Saímos da sala e andamos pelos corredores procurando sala do reitor.
— Sabe...— Comecei, quebrando o silêncio.— Se você queria uma foto minha, era só pedir.
— Eu não tava tirando foto sua, tá bom?— Desmentiu.— E-eu tava tentando tirar foto do quadro, isso, eu só esqueci de desligar o flash sem querer.
— Olha, eu não sei como isso funcionava lá na Yale... —disse eu, rindo — Mas aqui, os quadros ficam na frente da sala, então eu acho que você vai ter que arranjar uma desculpa melhor.
— Eu tava tirando foto do quadro sim! Eu só...— Lorena pensou por um segundo. — Errei a posição do celular na hora de bater a foto, aí sem querer foi uma foto pra trás.
— Olha, se você quiser, eu posso te ensinar como fazer as posições direto, não tem problema não.— Brinquei, abrindo um sorriso malicioso.

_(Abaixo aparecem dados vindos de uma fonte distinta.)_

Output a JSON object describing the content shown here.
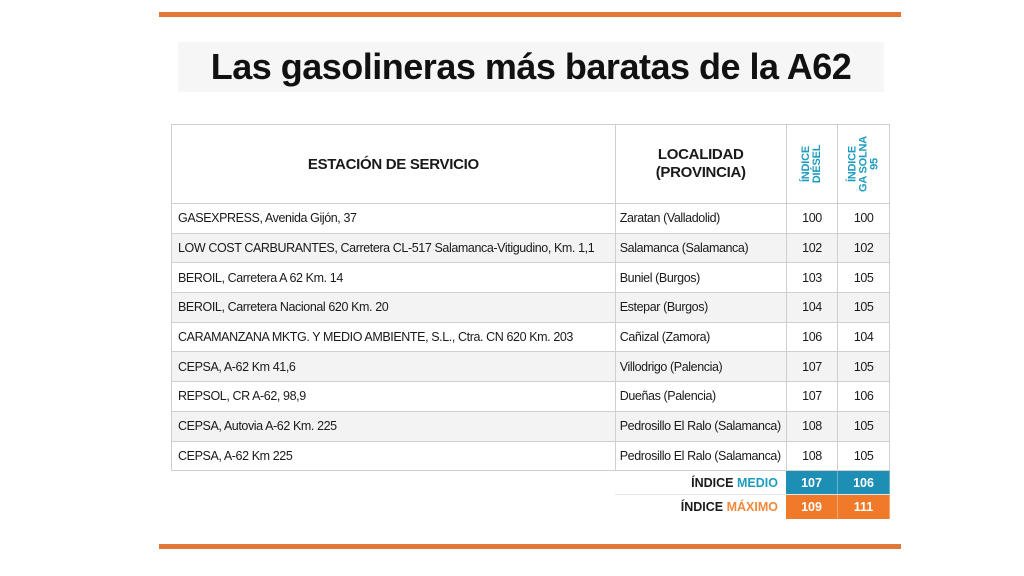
{
  "title": "Las gasolineras más baratas de la A62",
  "colors": {
    "rule": "#e2773a",
    "accent_blue": "#1d8fb4",
    "accent_orange": "#f07a2a"
  },
  "table": {
    "headers": {
      "station": "ESTACIÓN DE SERVICIO",
      "locality_line1": "LOCALIDAD",
      "locality_line2": "(PROVINCIA)",
      "diesel_line1": "ÍNDICE",
      "diesel_line2": "DIÉSEL",
      "gasolina_line1": "ÍNDICE",
      "gasolina_line2": "GA SOLNA",
      "gasolina_line3": "95"
    },
    "rows": [
      {
        "station": "GASEXPRESS, Avenida Gijón, 37",
        "locality": "Zaratan (Valladolid)",
        "diesel": "100",
        "gasolina": "100"
      },
      {
        "station": "LOW COST CARBURANTES, Carretera CL-517 Salamanca-Vitigudino, Km. 1,1",
        "locality": "Salamanca (Salamanca)",
        "diesel": "102",
        "gasolina": "102"
      },
      {
        "station": "BEROIL, Carretera A 62 Km. 14",
        "locality": "Buniel (Burgos)",
        "diesel": "103",
        "gasolina": "105"
      },
      {
        "station": "BEROIL, Carretera Nacional 620 Km. 20",
        "locality": "Estepar (Burgos)",
        "diesel": "104",
        "gasolina": "105"
      },
      {
        "station": "CARAMANZANA MKTG. Y MEDIO AMBIENTE, S.L., Ctra. CN 620 Km. 203",
        "locality": "Cañizal (Zamora)",
        "diesel": "106",
        "gasolina": "104"
      },
      {
        "station": "CEPSA, A-62 Km 41,6",
        "locality": "Villodrigo (Palencia)",
        "diesel": "107",
        "gasolina": "105"
      },
      {
        "station": "REPSOL, CR A-62, 98,9",
        "locality": "Dueñas (Palencia)",
        "diesel": "107",
        "gasolina": "106"
      },
      {
        "station": "CEPSA, Autovia A-62 Km. 225",
        "locality": "Pedrosillo El Ralo (Salamanca)",
        "diesel": "108",
        "gasolina": "105"
      },
      {
        "station": "CEPSA, A-62 Km 225",
        "locality": "Pedrosillo El Ralo (Salamanca)",
        "diesel": "108",
        "gasolina": "105"
      }
    ]
  },
  "summary": {
    "medio": {
      "label_prefix": "ÍNDICE",
      "label_suffix": "MEDIO",
      "diesel": "107",
      "gasolina": "106"
    },
    "maximo": {
      "label_prefix": "ÍNDICE",
      "label_suffix": "MÁXIMO",
      "diesel": "109",
      "gasolina": "111"
    }
  }
}
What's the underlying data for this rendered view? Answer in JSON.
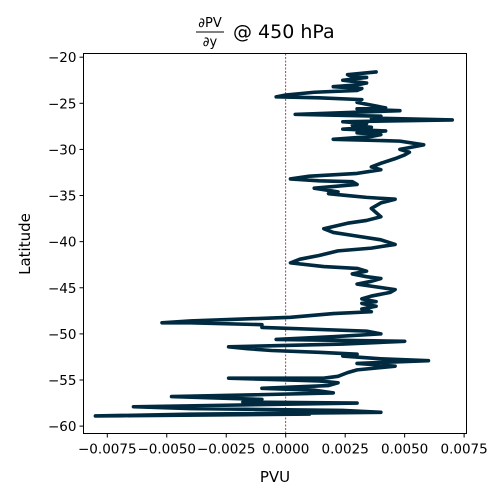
{
  "chart_data": {
    "type": "line",
    "title_formula": {
      "numerator": "∂PV",
      "denominator": "∂y"
    },
    "title_suffix": "@ 450 hPa",
    "xlabel": "PVU",
    "ylabel": "Latitude",
    "xlim": [
      -0.0085,
      0.0076
    ],
    "ylim": [
      -60.8,
      -19.6
    ],
    "xticks": [
      -0.0075,
      -0.005,
      -0.0025,
      0.0,
      0.0025,
      0.005,
      0.0075
    ],
    "xtick_labels": [
      "−0.0075",
      "−0.0050",
      "−0.0025",
      "0.0000",
      "0.0025",
      "0.0050",
      "0.0075"
    ],
    "yticks": [
      -20,
      -25,
      -30,
      -35,
      -40,
      -45,
      -50,
      -55,
      -60
    ],
    "ytick_labels": [
      "−20",
      "−25",
      "−30",
      "−35",
      "−40",
      "−45",
      "−50",
      "−55",
      "−60"
    ],
    "grid": false,
    "zero_line": {
      "x": 0.0,
      "color": "#8b1a1a",
      "style": "dashed"
    },
    "series": [
      {
        "color": "#002a40",
        "points": [
          [
            0.0038,
            -21.6
          ],
          [
            0.0026,
            -21.9
          ],
          [
            0.0028,
            -22.1
          ],
          [
            0.0034,
            -22.2
          ],
          [
            0.0024,
            -22.5
          ],
          [
            0.0034,
            -22.8
          ],
          [
            0.003,
            -23.0
          ],
          [
            0.002,
            -23.2
          ],
          [
            0.0032,
            -23.4
          ],
          [
            0.003,
            -23.6
          ],
          [
            0.0012,
            -23.8
          ],
          [
            0.0,
            -24.1
          ],
          [
            -0.0004,
            -24.3
          ],
          [
            0.0014,
            -24.4
          ],
          [
            0.0032,
            -24.6
          ],
          [
            0.003,
            -24.9
          ],
          [
            0.0038,
            -25.3
          ],
          [
            0.0042,
            -25.5
          ],
          [
            0.003,
            -25.6
          ],
          [
            0.0048,
            -25.8
          ],
          [
            0.0004,
            -26.2
          ],
          [
            0.004,
            -26.4
          ],
          [
            0.0036,
            -26.6
          ],
          [
            0.007,
            -26.8
          ],
          [
            0.0024,
            -27.0
          ],
          [
            0.0034,
            -27.2
          ],
          [
            0.0028,
            -27.4
          ],
          [
            0.0036,
            -27.6
          ],
          [
            0.0024,
            -27.8
          ],
          [
            0.0042,
            -28.0
          ],
          [
            0.003,
            -28.2
          ],
          [
            0.004,
            -28.4
          ],
          [
            0.0036,
            -28.6
          ],
          [
            0.002,
            -28.9
          ],
          [
            0.0048,
            -29.1
          ],
          [
            0.0058,
            -29.5
          ],
          [
            0.0052,
            -29.8
          ],
          [
            0.0048,
            -30.0
          ],
          [
            0.0052,
            -30.3
          ],
          [
            0.005,
            -30.6
          ],
          [
            0.0046,
            -31.0
          ],
          [
            0.004,
            -31.5
          ],
          [
            0.0036,
            -31.9
          ],
          [
            0.004,
            -32.2
          ],
          [
            0.003,
            -32.6
          ],
          [
            0.001,
            -32.9
          ],
          [
            0.0002,
            -33.2
          ],
          [
            0.0014,
            -33.4
          ],
          [
            0.0028,
            -33.5
          ],
          [
            0.003,
            -33.8
          ],
          [
            0.0012,
            -34.2
          ],
          [
            0.0022,
            -34.6
          ],
          [
            0.0018,
            -34.8
          ],
          [
            0.0026,
            -35.0
          ],
          [
            0.0034,
            -35.2
          ],
          [
            0.0046,
            -35.4
          ],
          [
            0.004,
            -35.8
          ],
          [
            0.0036,
            -36.4
          ],
          [
            0.004,
            -37.3
          ],
          [
            0.0034,
            -37.7
          ],
          [
            0.0026,
            -38.0
          ],
          [
            0.0016,
            -38.6
          ],
          [
            0.002,
            -39.0
          ],
          [
            0.003,
            -39.4
          ],
          [
            0.004,
            -39.8
          ],
          [
            0.0046,
            -40.3
          ],
          [
            0.0036,
            -40.7
          ],
          [
            0.0022,
            -41.0
          ],
          [
            0.0014,
            -41.5
          ],
          [
            0.0006,
            -41.9
          ],
          [
            0.0002,
            -42.3
          ],
          [
            0.0016,
            -42.7
          ],
          [
            0.003,
            -42.9
          ],
          [
            0.0034,
            -43.2
          ],
          [
            0.0028,
            -43.5
          ],
          [
            0.0034,
            -43.8
          ],
          [
            0.004,
            -44.0
          ],
          [
            0.0036,
            -44.3
          ],
          [
            0.003,
            -44.6
          ],
          [
            0.0038,
            -44.9
          ],
          [
            0.0046,
            -45.2
          ],
          [
            0.0044,
            -45.5
          ],
          [
            0.0036,
            -45.9
          ],
          [
            0.0032,
            -46.2
          ],
          [
            0.0038,
            -46.5
          ],
          [
            0.0032,
            -46.7
          ],
          [
            0.0038,
            -47.0
          ],
          [
            0.0032,
            -47.3
          ],
          [
            0.0036,
            -47.6
          ],
          [
            0.002,
            -47.8
          ],
          [
            0.0002,
            -48.2
          ],
          [
            -0.004,
            -48.6
          ],
          [
            -0.0052,
            -48.8
          ],
          [
            -0.004,
            -48.8
          ],
          [
            -0.001,
            -49.0
          ],
          [
            -0.001,
            -49.3
          ],
          [
            0.0034,
            -49.7
          ],
          [
            0.004,
            -50.0
          ],
          [
            0.002,
            -50.3
          ],
          [
            -0.0004,
            -50.6
          ],
          [
            0.005,
            -50.8
          ],
          [
            0.0024,
            -51.1
          ],
          [
            -0.0024,
            -51.4
          ],
          [
            -0.0016,
            -51.6
          ],
          [
            -0.0006,
            -51.8
          ],
          [
            0.0014,
            -52.0
          ],
          [
            0.003,
            -52.2
          ],
          [
            0.0024,
            -52.4
          ],
          [
            0.004,
            -52.7
          ],
          [
            0.006,
            -52.9
          ],
          [
            0.003,
            -53.2
          ],
          [
            0.0046,
            -53.5
          ],
          [
            0.003,
            -53.9
          ],
          [
            0.0026,
            -54.2
          ],
          [
            0.0022,
            -54.6
          ],
          [
            0.0016,
            -54.8
          ],
          [
            -0.0024,
            -54.8
          ],
          [
            0.0014,
            -55.1
          ],
          [
            0.0022,
            -55.3
          ],
          [
            0.0018,
            -55.6
          ],
          [
            -0.001,
            -55.9
          ],
          [
            0.0012,
            -56.1
          ],
          [
            0.002,
            -56.4
          ],
          [
            -0.0012,
            -56.6
          ],
          [
            -0.0048,
            -56.8
          ],
          [
            -0.001,
            -57.1
          ],
          [
            -0.0018,
            -57.4
          ],
          [
            0.003,
            -57.5
          ],
          [
            -0.0064,
            -57.9
          ],
          [
            -0.004,
            -58.1
          ],
          [
            0.0024,
            -58.3
          ],
          [
            0.004,
            -58.5
          ],
          [
            -0.004,
            -58.7
          ],
          [
            -0.008,
            -58.9
          ],
          [
            0.001,
            -58.7
          ]
        ]
      }
    ]
  }
}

Ela parou no meio do corredor por um segundo, e me encarou incrédula.
— Que indecência! Meu Deus!— Disse ela, assustada.
— Relaxa, lobinha, eu 'tava só brincando. — Respondi, rindo de sua reação. Voltamos a andar pelo corredor.— De onde você veio, ninguém nunca te fez uma piada de duplo sentido?
— Não, mas mesmo assim, isso não foi uma piada, foi uma cantada! — Reclamou, chocada.
— Ok, talvez tenha sido. — Admiti, com um sorrisinho, dando de ombros.— Mas vem cá, posso te fazer uma pergunta?
— Você acabou de fazer uma, então...— respondeu
— Por que você saiu da Yale pra Brown? — perguntei — Não menosprezando aqui, claro. Eu amo esse lugar. Mas a Yale exige mais pontos pra bolsa, e é uma faculdade com ensino mais avançado do que o daqui.
— É que na Yale, eu era a segunda melhor aluna de meu curso, então, em uma faculdade de ensino menos avançado, eu com certeza seria a melhor. — Explicou, esnobe.— Por isso eu vim pra cá, ia ficar melhor pro meu currículo ter as melhores notas de uma universidade.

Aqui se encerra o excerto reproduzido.